Wenn Mitarbeiter etwa in der Wohnungslosenhilfe fehlen, dann heißt das, dass weniger Obdachlose die Einrichtungen besuchen können. Das Gleiche gilt für die Anzahl der Hilfesuchenden, die Beratungsstellen versorgen können. „Das Thema zieht sich durch den gesamten Verband durch“, so die Sprecherin.

Wenig Spielräume zum Energiesparen

Die massiv steigenden Energiekosten sorgen für zusätzliche Probleme. In Krankenhäusern, Pflegeheimen, Kitas, Wohngruppen für Jugendliche oder Werkstätten für Menschen mit Behinderung werde selbstverständlich geheizt, gekocht, oft auch in großen Mengen Wäsche gewaschen, betont die Sprecherin.

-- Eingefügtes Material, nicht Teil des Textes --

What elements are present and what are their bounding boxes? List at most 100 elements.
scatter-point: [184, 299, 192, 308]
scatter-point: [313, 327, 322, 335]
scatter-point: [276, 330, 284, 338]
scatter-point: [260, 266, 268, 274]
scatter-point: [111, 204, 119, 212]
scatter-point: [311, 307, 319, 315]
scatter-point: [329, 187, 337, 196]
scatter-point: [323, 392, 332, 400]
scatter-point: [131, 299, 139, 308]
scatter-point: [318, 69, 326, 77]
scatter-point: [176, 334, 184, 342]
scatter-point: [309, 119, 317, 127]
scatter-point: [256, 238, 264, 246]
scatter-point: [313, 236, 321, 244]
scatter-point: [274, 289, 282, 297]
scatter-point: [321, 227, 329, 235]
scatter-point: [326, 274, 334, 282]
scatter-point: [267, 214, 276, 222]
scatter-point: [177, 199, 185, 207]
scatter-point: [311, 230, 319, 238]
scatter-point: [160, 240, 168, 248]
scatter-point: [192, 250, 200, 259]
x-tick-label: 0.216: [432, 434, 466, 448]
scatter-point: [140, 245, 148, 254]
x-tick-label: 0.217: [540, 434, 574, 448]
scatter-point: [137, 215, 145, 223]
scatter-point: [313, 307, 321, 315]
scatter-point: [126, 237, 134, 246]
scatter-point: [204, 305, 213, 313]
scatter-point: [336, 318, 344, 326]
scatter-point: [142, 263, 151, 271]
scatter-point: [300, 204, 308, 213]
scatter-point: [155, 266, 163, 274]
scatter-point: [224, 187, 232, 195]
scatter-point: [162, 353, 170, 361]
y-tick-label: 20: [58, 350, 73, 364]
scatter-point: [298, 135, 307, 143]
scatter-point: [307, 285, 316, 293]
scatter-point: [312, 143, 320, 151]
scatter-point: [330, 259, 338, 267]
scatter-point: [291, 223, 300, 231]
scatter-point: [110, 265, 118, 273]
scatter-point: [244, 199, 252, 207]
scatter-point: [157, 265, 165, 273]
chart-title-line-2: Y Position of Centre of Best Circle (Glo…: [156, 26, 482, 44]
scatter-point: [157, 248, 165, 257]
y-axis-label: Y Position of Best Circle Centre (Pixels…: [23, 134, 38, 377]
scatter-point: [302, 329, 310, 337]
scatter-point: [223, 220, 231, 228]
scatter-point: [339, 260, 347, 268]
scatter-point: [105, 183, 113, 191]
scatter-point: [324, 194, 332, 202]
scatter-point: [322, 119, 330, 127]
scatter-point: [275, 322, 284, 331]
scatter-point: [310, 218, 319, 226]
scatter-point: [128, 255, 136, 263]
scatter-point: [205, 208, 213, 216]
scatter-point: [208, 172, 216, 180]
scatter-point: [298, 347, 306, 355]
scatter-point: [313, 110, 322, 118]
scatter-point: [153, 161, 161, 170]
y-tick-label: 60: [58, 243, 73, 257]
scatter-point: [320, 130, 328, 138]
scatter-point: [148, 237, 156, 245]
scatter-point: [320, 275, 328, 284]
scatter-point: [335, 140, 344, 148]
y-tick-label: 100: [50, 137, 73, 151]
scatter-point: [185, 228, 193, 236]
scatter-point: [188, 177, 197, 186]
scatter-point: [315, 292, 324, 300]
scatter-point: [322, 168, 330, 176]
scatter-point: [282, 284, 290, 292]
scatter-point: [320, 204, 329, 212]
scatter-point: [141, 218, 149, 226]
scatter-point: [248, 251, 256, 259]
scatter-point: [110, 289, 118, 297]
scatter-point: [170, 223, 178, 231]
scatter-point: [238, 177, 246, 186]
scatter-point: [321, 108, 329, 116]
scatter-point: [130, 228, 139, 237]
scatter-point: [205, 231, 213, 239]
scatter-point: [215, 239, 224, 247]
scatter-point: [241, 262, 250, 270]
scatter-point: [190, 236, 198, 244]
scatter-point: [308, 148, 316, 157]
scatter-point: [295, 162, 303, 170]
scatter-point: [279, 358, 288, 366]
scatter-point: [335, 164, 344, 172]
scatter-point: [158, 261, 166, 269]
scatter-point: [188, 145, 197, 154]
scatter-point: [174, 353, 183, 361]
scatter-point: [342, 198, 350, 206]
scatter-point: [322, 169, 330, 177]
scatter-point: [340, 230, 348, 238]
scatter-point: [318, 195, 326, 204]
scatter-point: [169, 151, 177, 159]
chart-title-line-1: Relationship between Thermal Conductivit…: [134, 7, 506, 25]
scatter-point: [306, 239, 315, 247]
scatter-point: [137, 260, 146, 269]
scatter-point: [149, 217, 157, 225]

„Natürlich sind soziale Einrichtungen von den steigenden Energiepreisen stark betroffen – zumal es in Neugeborenenstationen, in Altenheimen oder in Kitas wenig Spielraum für Temperatursenkungen gibt.“ Andere Bereiche, etwa ambulante Pflegedienste, würden sehr stark die Schwankungen der Spritpreise spüren.

„Als gemeinnützige Unternehmen haben Träger der freien Wohlfahrt keine finanziellen Reserven, aus denen sie diese Mehrkosten bezahlen können. Die Weitergabe der höheren Preise an die Kunden ist auch keine Option. Der einzige Weg ist, fortdauernd mit den Kostenträgern über die Refinanzierung unserer Leistungen zu verhandeln“, beschreibt Mathilde Langendorf die Situation.

Langfristige Sicherung mit Hilfsprogrammen

Entlassungen sollten laut der Sprecherin vermieden werden. „Wir tun alles dafür, dass es nicht dazu kommt. Das wäre auch angesichts der Personallücke in allen Bereichen ein Unding.“ Soziale Dienstleistungen wie Kinderbetreuung in Kitas oder die Versorgung von Patienten in Krankenhäusern und pflegebedürftigen Menschen in Pflegeeinrichtungen seien ein „zentraler Bestandteil der Daseinsvorsorge“.

Um die Arbeit von sozialen Einrichtungen wie die Caritas langfristig zu sichern, müssten Hilfsprogramm geschaffen werden. Die Caritas begrüße daher den Vorschlag der SPD, einen Schutzschirm einzurichten.

Ein anderes wichtiges Anliegen ist die „dringend notwendige ökologische Transformation unserer Einrichtungen und Dienste – inklusive Anpassungen wie an die Veränderungen des Klimas (Hitze in Altenheimen zum Beispiel).“ Dazu brauche es Unterstützung in Form einer Anschubfinanzierung sowie eine Berücksichtigung in der Finanzierungsstruktur der Caritas-Arbeit. Noch werde die Transformation zu sehr als ein Thema für die private Wirtschaft und die Industrie verstanden, so die Sprecherin abschließend.

Das Deutsche Rote Kreuz wies in seiner Antwort auf seine föderalen Strukturen hin. „Die operative Umsetzung der Angebote liegt häufig bei den jeweiligen Landesverbänden. Eine bundesweite Datengrundlage steht uns leider nicht zur Verfügung“, so eine Sprecherin. Das Diakonische Werk und der Arbeiter-Samariter-Bund reagierten nicht auf die Anfragen von Epoch Times.

Dieser Artikel erschien zuerst in der Epoch Times Wochenzeitung, Ausgabe Nr. 61, vom 10. September 2022.